Logboeken kunnen worden geplaatst in een lokaal bestand met behulp van de omgevingsvariabele APPLICATIONINSIGHTS_LOG_DESTINATION , ondersteunde waarden zijn file en file+console, een bestand met de naam applicationinsights.log wordt standaard gegenereerd in de map tmp, inclusief alle logboeken, /tmp voor *nix en USERDIR/AppData/Local/Temp voor Windows. Logboekmap kan worden geconfigureerd met behulp van de omgevingsvariabele APPLICATIONINSIGHTS_LOGDIR .

Voorbeelden

Zie de samples/ map voor volledige voorbeelden van enkele kampioenscenario's.

Belangrijkste concepten

Raadpleeg de Specificaties van OpenTelemetry voor meer informatie over het Project OpenTelemetry.

Invoegtoepassingsregister

Als u wilt zien of er al een invoegtoepassing is gemaakt voor een bibliotheek die u gebruikt, raadpleegt u het OpenTelemetry-register.
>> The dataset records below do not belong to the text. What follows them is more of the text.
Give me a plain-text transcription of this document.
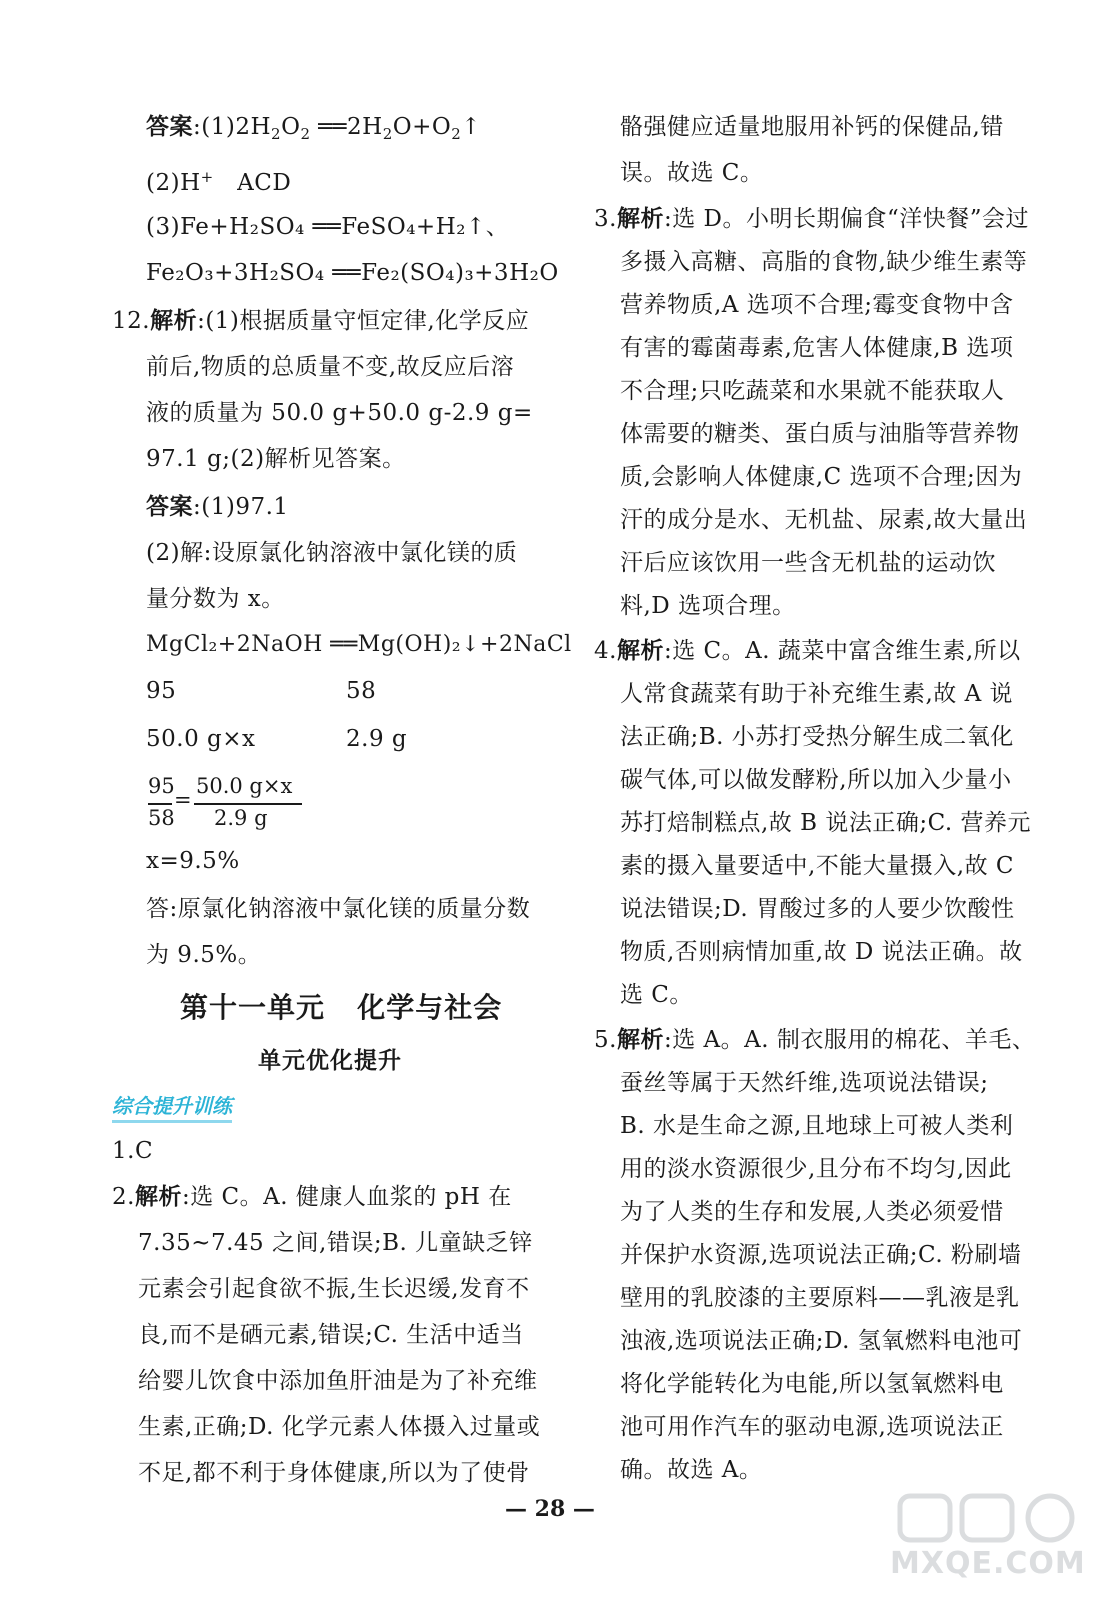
答案$:(1)2H_2O_2$ $══2H_2O+O_2↑$
(2)H+   ACD
(3)Fe+H₂SO₄ ══FeSO₄+H₂↑、
Fe₂O₃+3H₂SO₄ ══Fe₂(SO₄)₃+3H₂O
12.解析:(1)根据质量守恒定律,化学反应
前后,物质的总质量不变,故反应后溶
液的质量为 50.0 g+50.0 g-2.9 g=
97.1 g;(2)解析见答案。
答案:(1)97.1
(2)解:设原氯化钠溶液中氯化镁的质
量分数为 x。
MgCl₂+2NaOH ══Mg(OH)₂↓+2NaCl
95	58
50.0 g×x	2.9 g
95
58
=
50.0 g×x
2.9 g
x=9.5%
答:原氯化钠溶液中氯化镁的质量分数
为 9.5%。
第十一单元   化学与社会
单元优化提升
综合提升训练
1.C
2.解析:选 C。A. 健康人血浆的 pH 在
7.35~7.45 之间,错误;B. 儿童缺乏锌
元素会引起食欲不振,生长迟缓,发育不
良,而不是硒元素,错误;C. 生活中适当
给婴儿饮食中添加鱼肝油是为了补充维
生素,正确;D. 化学元素人体摄入过量或
不足,都不利于身体健康,所以为了使骨
骼强健应适量地服用补钙的保健品,错
误。故选 C。
3.解析:选 D。小明长期偏食“洋快餐”会过
多摄入高糖、高脂的食物,缺少维生素等
营养物质,A 选项不合理;霉变食物中含
有害的霉菌毒素,危害人体健康,B 选项
不合理;只吃蔬菜和水果就不能获取人
体需要的糖类、蛋白质与油脂等营养物
质,会影响人体健康,C 选项不合理;因为
汗的成分是水、无机盐、尿素,故大量出
汗后应该饮用一些含无机盐的运动饮
料,D 选项合理。
4.解析:选 C。A. 蔬菜中富含维生素,所以
人常食蔬菜有助于补充维生素,故 A 说
法正确;B. 小苏打受热分解生成二氧化
碳气体,可以做发酵粉,所以加入少量小
苏打焙制糕点,故 B 说法正确;C. 营养元
素的摄入量要适中,不能大量摄入,故 C
说法错误;D. 胃酸过多的人要少饮酸性
物质,否则病情加重,故 D 说法正确。故
选 C。
5.解析:选 A。A. 制衣服用的棉花、羊毛、
蚕丝等属于天然纤维,选项说法错误;
B. 水是生命之源,且地球上可被人类利
用的淡水资源很少,且分布不均匀,因此
为了人类的生存和发展,人类必须爱惜
并保护水资源,选项说法正确;C. 粉刷墙
壁用的乳胶漆的主要原料——乳液是乳
浊液,选项说法正确;D. 氢氧燃料电池可
将化学能转化为电能,所以氢氧燃料电
池可用作汽车的驱动电源,选项说法正
确。故选 A。
— 28 —
MXQE.COM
Als u uw bibliotheek niet in het register kunt gebruiken, kunt u een nieuwe invoegtoepassingsaanvraag voorstellen op opentelemetry-js-contrib.

Bijdragen

Als u een bijdrage wilt leveren aan deze bibliotheek, leest u de handleiding voor bijdragen voor meer informatie over het bouwen en testen van de code.